It’s hard to imagine that a mere CD could fulfill such a messianic purpose. But the first cut, “Scenes of horror, scenes of woe,” from Handel’s Jephtha, gives a sense of what she’s up to ...

Opera News

I had last heard this aria in Susan Gritton’s trim, well-mannered reading on the Sixteen’s recent recording of the complete oratorio. DiDonato’s version is something else entirely. The sharp attack of her singing gives it an almost shocking immediacy; the hammer-stroke articulation of the line “rising from the shades below” makes it seem as if the “scenes of horror” were indeed dredged up from hell. The barbarities she describes, rather than transpiring in the conveniently distant past, could be in Aleppo or at Pulse in Orlando. By making the aria so visceral, DiDonato tells us that the act of performing music—and of listening to it—needn’t be a purely aesthetic endeavor but a means of understanding the world we live in.

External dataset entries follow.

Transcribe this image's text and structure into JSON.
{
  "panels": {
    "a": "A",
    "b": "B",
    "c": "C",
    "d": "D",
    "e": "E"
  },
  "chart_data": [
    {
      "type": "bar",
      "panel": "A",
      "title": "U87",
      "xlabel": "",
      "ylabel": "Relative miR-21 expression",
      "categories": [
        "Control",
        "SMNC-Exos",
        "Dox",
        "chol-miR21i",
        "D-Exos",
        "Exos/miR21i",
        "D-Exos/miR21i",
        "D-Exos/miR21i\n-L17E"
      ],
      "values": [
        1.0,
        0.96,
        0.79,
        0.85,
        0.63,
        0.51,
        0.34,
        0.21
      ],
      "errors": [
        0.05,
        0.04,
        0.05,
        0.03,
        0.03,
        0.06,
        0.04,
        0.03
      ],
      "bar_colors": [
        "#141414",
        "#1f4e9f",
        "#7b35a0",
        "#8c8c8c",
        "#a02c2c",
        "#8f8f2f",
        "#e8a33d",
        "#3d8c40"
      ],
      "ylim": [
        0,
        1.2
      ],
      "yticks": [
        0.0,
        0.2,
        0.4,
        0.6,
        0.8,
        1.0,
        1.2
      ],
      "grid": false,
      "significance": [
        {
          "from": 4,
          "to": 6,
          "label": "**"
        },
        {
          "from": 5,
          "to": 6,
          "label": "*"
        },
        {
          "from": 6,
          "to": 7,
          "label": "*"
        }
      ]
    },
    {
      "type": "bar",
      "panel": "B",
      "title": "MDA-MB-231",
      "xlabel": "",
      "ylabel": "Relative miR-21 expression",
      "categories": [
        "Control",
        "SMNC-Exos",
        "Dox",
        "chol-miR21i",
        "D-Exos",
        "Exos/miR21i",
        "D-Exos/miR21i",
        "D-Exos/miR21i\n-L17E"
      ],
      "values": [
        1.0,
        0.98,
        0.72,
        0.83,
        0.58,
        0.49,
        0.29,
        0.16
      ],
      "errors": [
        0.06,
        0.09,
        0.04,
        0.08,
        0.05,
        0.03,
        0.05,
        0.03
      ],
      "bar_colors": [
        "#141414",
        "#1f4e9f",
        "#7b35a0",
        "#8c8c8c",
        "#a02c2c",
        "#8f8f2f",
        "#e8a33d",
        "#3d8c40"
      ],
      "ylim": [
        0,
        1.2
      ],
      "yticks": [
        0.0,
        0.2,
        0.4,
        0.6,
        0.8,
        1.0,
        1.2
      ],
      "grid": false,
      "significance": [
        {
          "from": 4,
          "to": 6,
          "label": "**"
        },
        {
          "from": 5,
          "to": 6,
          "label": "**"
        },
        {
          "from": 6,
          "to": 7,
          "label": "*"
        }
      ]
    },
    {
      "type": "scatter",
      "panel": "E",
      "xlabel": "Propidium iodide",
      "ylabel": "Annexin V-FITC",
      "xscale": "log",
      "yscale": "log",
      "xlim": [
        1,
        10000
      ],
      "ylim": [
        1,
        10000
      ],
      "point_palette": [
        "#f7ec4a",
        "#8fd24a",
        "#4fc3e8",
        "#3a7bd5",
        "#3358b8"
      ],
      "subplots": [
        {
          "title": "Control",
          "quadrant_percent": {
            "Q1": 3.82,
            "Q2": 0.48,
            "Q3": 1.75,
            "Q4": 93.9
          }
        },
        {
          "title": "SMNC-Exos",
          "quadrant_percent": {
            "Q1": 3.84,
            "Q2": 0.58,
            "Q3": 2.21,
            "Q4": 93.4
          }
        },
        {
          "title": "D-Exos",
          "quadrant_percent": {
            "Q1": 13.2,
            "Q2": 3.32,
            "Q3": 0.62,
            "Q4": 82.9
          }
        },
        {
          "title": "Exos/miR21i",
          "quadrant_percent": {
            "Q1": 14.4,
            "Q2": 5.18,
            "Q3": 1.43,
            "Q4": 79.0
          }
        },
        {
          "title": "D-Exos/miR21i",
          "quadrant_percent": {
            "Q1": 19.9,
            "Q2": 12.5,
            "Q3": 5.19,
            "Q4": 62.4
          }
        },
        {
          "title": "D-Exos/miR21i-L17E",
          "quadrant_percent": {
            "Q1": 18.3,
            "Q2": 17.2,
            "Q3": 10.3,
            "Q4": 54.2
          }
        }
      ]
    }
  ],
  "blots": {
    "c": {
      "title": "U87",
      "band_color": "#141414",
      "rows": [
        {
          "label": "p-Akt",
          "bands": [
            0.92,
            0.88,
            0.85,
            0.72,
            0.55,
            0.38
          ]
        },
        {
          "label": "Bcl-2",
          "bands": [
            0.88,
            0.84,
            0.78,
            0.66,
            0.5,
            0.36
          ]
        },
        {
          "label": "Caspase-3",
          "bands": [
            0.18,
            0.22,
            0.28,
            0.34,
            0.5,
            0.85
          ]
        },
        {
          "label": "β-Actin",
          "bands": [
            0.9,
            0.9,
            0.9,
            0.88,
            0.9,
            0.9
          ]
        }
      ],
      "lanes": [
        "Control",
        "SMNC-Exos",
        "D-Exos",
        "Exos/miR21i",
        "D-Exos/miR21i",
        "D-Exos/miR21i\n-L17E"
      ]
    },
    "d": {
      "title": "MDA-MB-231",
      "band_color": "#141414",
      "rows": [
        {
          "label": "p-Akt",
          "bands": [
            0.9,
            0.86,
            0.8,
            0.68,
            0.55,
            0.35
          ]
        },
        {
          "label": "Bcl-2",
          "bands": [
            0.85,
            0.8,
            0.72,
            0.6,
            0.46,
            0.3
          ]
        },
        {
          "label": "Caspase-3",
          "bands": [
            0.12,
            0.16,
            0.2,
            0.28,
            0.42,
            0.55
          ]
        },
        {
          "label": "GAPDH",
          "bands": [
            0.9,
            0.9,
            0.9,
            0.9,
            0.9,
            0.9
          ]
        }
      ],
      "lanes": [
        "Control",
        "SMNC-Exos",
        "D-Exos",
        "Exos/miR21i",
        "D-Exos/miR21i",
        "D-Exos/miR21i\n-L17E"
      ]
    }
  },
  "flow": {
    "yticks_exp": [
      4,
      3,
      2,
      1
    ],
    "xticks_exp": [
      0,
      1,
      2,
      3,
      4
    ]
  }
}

The entire recital benefits from the American mezzo’s warmth of tone and prodigious technique—fully expected but nonetheless welcome. (The pinging staccato arpeggios in “Par che di giubilo,” from Niccolò Jommelli’s Attilio Regolo, all but defy credibility.) Under Maxim Emelyanychev, the musicians of the Italian period-instrument orchestra Il Pomo d’Oro play with vigor, commitment and emotional specificity, co-navigators on DiDonato’s voyage of exploration.”